Ice can be delivered to the ice storage and mixing process by two methods:

Galvanized or stainless steel screw conveyors (augers) can be used to deliver ice from the icemaker to the ice storage bin (rake system) and form the ice rake to the process – all automatically. Simple user friendly controls allow adjustments to the ice loading and unloading process to match the customer’s requirements. The speed of the screw conveyor(s) are selected to meet the delivery volume and rate required for the process loading.

Pneumatic delivery systems consisting of a blower, diverter valve (for delivery to more than one mixer), rotary valve, after-cooler, cyclone to decelerate ice delivery to mixer and release the air transporting the ice, piping, and control systems. Pneumatic systems are typically used for long transport distances or in application where space is limited in the process area.
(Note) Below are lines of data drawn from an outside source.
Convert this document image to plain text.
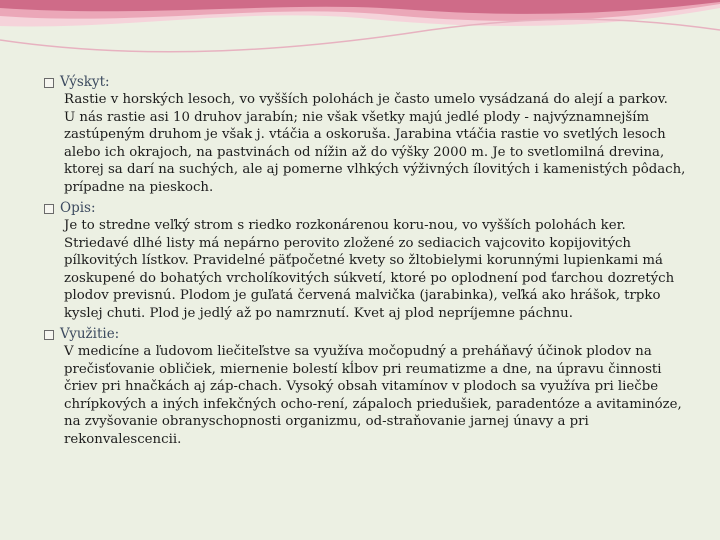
Výskyt:

Rastie v horských lesoch, vo vyšších polohách je často umelo vysádzaná do alejí a parkov.
U nás rastie asi 10 druhov jarabín; nie však všetky majú jedlé plody - najvýznamnejším zastúpeným druhom je však j. vtáčia a oskoruša. Jarabina vtáčia rastie vo svetlých lesoch alebo ich okrajoch, na pastvinách od nížin až do výšky 2000 m. Je to svetlomilná drevina, ktorej sa darí na suchých, ale aj pomerne vlhkých výživných ílovitých i kamenistých pôdach, prípadne na pieskoch.

Opis:

Je to stredne veľký strom s riedko rozkonárenou koru-nou, vo vyšších polohách ker.
Striedavé dlhé listy má nepárno perovito zložené zo sediacich vajcovito kopijovitých pílkovitých lístkov. Pravidelné päťpočetné kvety so žltobielymi korunnými lupienkami má zoskupené do bohatých vrcholíkovitých súkvetí, ktoré po oplodnení pod ťarchou dozretých plodov previsnú. Plodom je guľatá červená malvička (jarabinka), veľká ako hrášok, trpko kyslej chuti. Plod je jedlý až po namrznutí. Kvet aj plod nepríjemne páchnu.

Využitie:

V medicíne a ľudovom liečiteľstve sa využíva močopudný a preháňavý účinok plodov na
prečisťovanie obličiek, miernenie bolestí kĺbov pri reumatizme a dne, na úpravu činnosti čriev pri hnačkách aj záp-chach. Vysoký obsah vitamínov v plodoch sa využíva pri liečbe chrípkových a iných infekčných ocho-rení, zápaloch priedušiek, paradentóze a avitaminóze, na zvyšovanie obranyschopnosti organizmu, od-straňovanie jarnej únavy a pri rekonvalescencii.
Ice is transported in small aluminum piping system to deliver the ice to one or more icing points in a minimum of space.

Delivery rates of 15 to 40 tons per hour are typical and easily accomplished with the complete line of delivery system components.

Fragmented Ice Benefits

Fragmented ice produced on TURBO plate icemakers and Tube Ice has many advantages:

  • – Large amount of ice surface area provide for quick cooling of product.
  • – Does not “shrink” away from product in a box; stays in contact with product continuously cooling the product as it melts without creating voids around the product.
  • – Easy to handle and store due to fragmented shape, density and temperature of the ice produced. – Has an average density higher than other types of ice – more BTU’s, same space
  • – Ice thickness is easily adjusted to meet individual customer requirements.

Packaging needs: Ice is needed for fresh product being sent to market or to further processing facilities. Fresh poultry that is packaged for shipment and not frozen requires a cooling medium that is long lasting and low in temperature to ensure the quality and freshness are maintained during transport to the end-user. Ice is typically used to top ice the product, even in refrigerated truck and rail cars. The ice maintains contact with the product and maintains the desired temperature. At delivery the presence of the ice ensures the end user that the product temperature was maintained through the entire shipping process and is still fresh. Ice is normally manufactured at a central point and distributed via a pneumatic blowing system or screw conveyor system to loading docks or box icing stations in the final processing points.